Josh Fruhlinger
Contributing Writer

Java: Too big to fail?

how-to
Nov 19, 20092 mins

If you’re worked up over the post-merger future of the Java platform, you owe it to yourself to read Peter Wayner’s longish piece on this very Web site! It is quite soothing, and you can imagine it being read aloud in the calm, ration voice of a public radio announcer. The thesis goes something like this: Java could be wrecked by Oracle heavy-handedness driving wedges between it and other big companies with big Java stakes, and it could be supplanted by other, hotter and noisier, languages. But it probably won’t, because of inertia! Well, OK, “inertia” sounds bad; let’s say because of a huge pool of happy Java developers, and a huge number of installed JVMs, which are really doing just fine for most things people use them for. I quibble with some of his details — I particularly doubt that even the biggest, most lumbering company would pay “$100, $200, or even $1 million per CPU to avoid recoding their Java EE applications” — but in general I think he’s right: Java is here to stay because you can’t just turn it off, and if it gets screwed up everyone would suffer.

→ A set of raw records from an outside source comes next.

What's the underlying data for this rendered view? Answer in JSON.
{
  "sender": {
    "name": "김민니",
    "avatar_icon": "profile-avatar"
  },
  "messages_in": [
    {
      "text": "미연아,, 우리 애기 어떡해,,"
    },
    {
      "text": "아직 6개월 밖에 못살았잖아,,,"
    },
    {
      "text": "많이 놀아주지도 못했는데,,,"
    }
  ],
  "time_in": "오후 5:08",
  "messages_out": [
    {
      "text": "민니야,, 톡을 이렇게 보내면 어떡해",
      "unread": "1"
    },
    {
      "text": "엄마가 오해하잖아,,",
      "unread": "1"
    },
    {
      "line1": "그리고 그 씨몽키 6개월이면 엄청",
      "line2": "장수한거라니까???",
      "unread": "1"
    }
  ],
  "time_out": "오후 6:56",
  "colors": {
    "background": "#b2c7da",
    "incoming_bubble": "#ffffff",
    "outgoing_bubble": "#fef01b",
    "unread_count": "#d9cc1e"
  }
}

This is not exactly the stuff of enthusiasm building! I got my very first real job in 1999 as a copy editor for the group that was putting JavaWorld out in those days, and the technology had buzz then — certainly more than some of our other publications, like SunWorld (which focused on Solaris) and Windows TechEdge (which was for NT admins, whee!). Java was innovative, weird, and was going to take over the world, maybe. Now it’s everywhere, like everyone dreamed. If there are no more worlds left to conquer, well, it’s big enough that it won’t go away any time soon, either.

And who says you can’t teach an old dog new tricks? The much-desired advent of closures in Java 7 may be on the horizon! So, despite the grumpiness that often comes to the fore in this blog, I do believe that Java has a steady future, that may even feature some excitement now and then.